TYRRELL, Maurice (by 1520-63 or later).

Published in The History of Parliament: the House of Commons 1509-1558, ed. S.T. Bindoff, 1982
Available from Boydell and Brewer

Constituency

Dates

Family and Education

b. by 1520, yr. s. of Sir John Tyrrell (d.1541) of Little Warley, Essex by 2nd w. Anne, da. of Sir Edward Norris of Yattendon, Berks.1

Offices Held

Biography

Maurice Tyrrell was a younger son in a cadet branch of one of the most distinguished of Essex families and must have owed his return to Parliament to his family connexions. (Sir) William Petre married his sister Gertrude and Petre’s brother Richard, a prebendary of Peterborough, could have secured his return there. Yet the fact that Tyrrell was to oppose one of the government’s bills in the Parliament of 1555 suggests that he entered the House under less Catholic auspices. His half-sister Elizabeth Hopton married Andrew Nowell, feodary of Leicestershire, Northamptonshire and other counties, and one of the feoffees named in the marriage settlement of April 1551 was John Campanett, then or shortly afterwards a Member for Peterborough. Campanett himself may have been related to the Tyrrells through his marriage to Margaret Lynne, Sir John Tyrrell’s first wife having been a Lynne of Southwick, Northamptonshire.
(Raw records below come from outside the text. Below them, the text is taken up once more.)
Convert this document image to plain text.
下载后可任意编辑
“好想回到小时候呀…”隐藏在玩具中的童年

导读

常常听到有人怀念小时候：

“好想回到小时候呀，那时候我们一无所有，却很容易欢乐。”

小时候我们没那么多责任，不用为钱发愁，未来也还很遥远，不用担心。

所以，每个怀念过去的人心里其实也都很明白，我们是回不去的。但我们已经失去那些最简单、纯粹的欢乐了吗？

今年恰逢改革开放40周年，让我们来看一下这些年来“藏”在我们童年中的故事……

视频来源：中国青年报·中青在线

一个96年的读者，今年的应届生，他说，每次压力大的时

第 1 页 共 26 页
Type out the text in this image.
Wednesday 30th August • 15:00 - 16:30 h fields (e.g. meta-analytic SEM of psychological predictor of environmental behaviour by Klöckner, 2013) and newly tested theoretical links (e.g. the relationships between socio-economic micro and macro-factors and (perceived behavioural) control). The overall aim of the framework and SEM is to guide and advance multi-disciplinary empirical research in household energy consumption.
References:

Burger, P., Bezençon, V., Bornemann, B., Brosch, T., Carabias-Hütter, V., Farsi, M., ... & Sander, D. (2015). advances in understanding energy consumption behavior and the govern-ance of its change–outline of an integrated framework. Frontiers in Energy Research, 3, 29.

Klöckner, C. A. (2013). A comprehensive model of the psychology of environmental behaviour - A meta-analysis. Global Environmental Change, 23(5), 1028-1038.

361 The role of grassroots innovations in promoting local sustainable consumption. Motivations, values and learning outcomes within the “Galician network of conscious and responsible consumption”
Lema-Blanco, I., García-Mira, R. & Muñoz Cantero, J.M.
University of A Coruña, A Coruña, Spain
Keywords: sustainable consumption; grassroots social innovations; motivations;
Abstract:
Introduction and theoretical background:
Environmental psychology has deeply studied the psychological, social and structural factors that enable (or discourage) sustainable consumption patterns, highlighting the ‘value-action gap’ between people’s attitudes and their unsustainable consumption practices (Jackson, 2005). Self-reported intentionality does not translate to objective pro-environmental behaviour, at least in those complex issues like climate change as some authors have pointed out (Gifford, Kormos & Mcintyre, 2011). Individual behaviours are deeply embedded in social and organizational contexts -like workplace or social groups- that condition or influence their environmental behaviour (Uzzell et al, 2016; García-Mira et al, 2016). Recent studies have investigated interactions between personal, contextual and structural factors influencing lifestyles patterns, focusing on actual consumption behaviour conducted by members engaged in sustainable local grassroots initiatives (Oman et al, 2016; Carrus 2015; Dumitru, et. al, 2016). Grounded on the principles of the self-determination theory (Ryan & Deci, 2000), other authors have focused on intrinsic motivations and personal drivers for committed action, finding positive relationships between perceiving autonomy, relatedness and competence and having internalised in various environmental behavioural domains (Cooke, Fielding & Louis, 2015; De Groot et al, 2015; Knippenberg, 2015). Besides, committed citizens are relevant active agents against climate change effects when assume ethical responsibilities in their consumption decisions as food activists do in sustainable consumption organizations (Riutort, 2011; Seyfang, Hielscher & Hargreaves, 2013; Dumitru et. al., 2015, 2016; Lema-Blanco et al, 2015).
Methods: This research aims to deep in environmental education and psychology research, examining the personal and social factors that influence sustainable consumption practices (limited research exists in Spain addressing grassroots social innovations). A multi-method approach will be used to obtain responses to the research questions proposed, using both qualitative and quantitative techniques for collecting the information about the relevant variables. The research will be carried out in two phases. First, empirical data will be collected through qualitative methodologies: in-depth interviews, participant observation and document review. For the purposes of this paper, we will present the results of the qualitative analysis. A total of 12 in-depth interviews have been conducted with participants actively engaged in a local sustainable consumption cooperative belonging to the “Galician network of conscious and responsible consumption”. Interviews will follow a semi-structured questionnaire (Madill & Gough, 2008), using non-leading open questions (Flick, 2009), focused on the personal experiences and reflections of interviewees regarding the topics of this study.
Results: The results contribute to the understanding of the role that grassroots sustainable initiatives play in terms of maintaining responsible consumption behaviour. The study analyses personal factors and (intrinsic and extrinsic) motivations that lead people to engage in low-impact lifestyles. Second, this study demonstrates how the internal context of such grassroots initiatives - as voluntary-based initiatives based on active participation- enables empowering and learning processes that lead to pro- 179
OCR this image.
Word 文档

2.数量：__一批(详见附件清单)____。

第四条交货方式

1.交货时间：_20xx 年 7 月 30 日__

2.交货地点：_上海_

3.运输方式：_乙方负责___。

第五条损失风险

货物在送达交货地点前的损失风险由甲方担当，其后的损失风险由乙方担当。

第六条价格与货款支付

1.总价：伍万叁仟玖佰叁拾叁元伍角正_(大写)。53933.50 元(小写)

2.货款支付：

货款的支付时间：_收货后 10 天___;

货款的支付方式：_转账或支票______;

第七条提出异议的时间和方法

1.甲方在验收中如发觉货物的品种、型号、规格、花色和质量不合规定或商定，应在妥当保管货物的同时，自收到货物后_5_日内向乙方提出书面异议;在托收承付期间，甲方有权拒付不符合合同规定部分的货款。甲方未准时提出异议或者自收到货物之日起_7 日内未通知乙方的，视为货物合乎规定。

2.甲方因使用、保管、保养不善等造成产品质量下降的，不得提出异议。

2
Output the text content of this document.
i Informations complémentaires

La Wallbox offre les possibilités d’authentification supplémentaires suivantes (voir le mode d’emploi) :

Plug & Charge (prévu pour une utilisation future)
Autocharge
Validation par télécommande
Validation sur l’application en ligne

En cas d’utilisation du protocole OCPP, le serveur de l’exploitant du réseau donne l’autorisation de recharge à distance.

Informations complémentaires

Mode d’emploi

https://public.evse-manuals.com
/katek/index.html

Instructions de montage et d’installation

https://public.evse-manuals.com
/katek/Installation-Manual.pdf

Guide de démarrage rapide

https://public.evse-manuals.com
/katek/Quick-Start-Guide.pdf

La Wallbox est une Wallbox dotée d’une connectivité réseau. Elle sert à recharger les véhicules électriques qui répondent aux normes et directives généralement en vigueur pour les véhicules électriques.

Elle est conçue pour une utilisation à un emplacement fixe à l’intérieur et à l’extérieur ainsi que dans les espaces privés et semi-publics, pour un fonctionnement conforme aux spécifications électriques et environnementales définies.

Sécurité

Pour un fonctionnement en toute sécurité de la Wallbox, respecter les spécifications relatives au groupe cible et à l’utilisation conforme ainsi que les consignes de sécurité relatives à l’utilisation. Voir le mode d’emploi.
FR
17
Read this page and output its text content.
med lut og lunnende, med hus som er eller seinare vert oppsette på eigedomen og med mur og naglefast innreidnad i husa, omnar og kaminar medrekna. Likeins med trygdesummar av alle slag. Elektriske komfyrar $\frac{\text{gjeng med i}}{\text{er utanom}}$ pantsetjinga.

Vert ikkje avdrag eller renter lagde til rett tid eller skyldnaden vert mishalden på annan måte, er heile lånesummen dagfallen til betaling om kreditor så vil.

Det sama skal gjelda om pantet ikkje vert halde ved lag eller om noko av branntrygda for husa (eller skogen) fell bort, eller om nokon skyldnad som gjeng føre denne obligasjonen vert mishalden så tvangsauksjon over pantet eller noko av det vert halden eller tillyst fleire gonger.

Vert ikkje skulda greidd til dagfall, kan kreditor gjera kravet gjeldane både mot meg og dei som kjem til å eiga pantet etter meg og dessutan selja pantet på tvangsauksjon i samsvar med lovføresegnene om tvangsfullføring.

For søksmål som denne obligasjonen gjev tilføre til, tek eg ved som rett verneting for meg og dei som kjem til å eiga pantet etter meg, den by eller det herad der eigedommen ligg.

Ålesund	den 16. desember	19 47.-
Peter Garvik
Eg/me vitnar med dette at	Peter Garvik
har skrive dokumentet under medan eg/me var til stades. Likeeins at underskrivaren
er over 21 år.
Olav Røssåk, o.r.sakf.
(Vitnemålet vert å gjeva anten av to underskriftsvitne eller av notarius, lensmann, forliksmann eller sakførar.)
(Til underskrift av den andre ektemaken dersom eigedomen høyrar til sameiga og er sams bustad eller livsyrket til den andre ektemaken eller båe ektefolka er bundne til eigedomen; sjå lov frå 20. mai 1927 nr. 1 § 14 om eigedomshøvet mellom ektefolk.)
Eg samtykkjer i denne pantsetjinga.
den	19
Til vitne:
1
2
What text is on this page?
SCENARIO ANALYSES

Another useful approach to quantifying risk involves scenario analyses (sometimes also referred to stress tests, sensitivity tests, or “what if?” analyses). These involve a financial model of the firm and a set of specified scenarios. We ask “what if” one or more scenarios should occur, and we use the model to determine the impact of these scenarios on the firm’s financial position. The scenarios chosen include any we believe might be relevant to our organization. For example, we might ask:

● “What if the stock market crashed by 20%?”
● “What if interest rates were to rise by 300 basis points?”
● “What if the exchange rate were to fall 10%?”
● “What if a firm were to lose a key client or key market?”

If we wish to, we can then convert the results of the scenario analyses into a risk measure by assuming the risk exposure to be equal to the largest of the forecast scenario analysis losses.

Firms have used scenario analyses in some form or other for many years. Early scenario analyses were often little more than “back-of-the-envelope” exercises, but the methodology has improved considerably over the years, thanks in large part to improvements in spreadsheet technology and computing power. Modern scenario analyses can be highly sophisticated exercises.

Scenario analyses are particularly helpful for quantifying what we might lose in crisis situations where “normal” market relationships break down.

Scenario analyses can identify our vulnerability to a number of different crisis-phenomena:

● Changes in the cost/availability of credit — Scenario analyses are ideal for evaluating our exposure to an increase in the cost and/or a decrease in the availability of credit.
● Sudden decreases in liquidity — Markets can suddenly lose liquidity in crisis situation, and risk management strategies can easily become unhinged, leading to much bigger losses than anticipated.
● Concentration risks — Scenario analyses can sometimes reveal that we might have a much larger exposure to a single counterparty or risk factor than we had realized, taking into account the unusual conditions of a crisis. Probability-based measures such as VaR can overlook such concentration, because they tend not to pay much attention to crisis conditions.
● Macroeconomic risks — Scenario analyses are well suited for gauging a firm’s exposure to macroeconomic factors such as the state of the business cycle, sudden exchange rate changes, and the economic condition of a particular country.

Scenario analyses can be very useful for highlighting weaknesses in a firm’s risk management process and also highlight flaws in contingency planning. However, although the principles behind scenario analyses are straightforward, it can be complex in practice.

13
Nowell’s feoffees also included George Lynne and another Lynne kinsman, William Gardiner, and this relationship with Gardiner could have enabled Maurice Tyrrell to call upon the influence in Peterborough of Francis Russell, 2nd Earl of Bedford, whose patronage, during his absence abroad, seems to have been wielded by Sir William Cecil.2

Despite his show of opposition in 1555, Tyrrell was returned again in 1558, this time for Leicester. In a borough which formed part of the duchy of Lancaster honor of Leicester, it cannot have told against Tyrrell that he was a kinsman of the Marian chancellors Sir Robert Rochester and Sir Edward Waldegrave (who, although not appointed until 22 Jan. 1558, was probably exercising the office beforehand); he may also have enjoyed the support of Sir Edward Hastings, receiver of Leicester honor and town clerk, who was related to his family, while George Sherard, junior knight for Leicestershire in this Parliament, was another kinsman.3

Little else has been discovered about Tyrrell. His father, in a will of 28 Feb. 1541, left him 5 marks a year for life and a sum of £20, and his mother, in hers of 17 July 1552 which was proved ten years later, bequeathed him most of her goods and chattels and appointed him one of her two executors. The Essex pedigrees derive all those of Sir John Tyrrell’s children whom they list from Anne Norris, the sole wife they name, but Maurice, the one Tyrrell mentioned in his mother’s will, may have been her only child by that marriage. Maurice Tyrrell was also an executor and witness of Andrew Nowell’s will and survived to prove it on 4 Feb. 1563. This is the last reference found to him.4

Ref Volumes: 1509-1558

Author: Alan Davidson

Notes

  • 1. Apparently of age at fa.’s death. Vis. Essex (Harl. Soc. xiii), 115, 301; Vis. Northants. ed. Metcalfe, 35.
  • 2. F. G. Emmison, Tudor Sec. 22; Le Neve, Fasti (1854), ii. 543; Guildford mus. Loseley 1331/2; CPR, 1550-3, p. 85.
  • 3. Vis. Essex, 113; Vis. Northants. (Harl. Soc. lxxxvii), 154; Vis. Leics. (Harl. Soc. ii), 10, 88.
  • 4. PCC 25 Alenger, 28 Streat, 6 Chayre; Trans. Essex Arch. Soc. iii. 92-93, 179-80.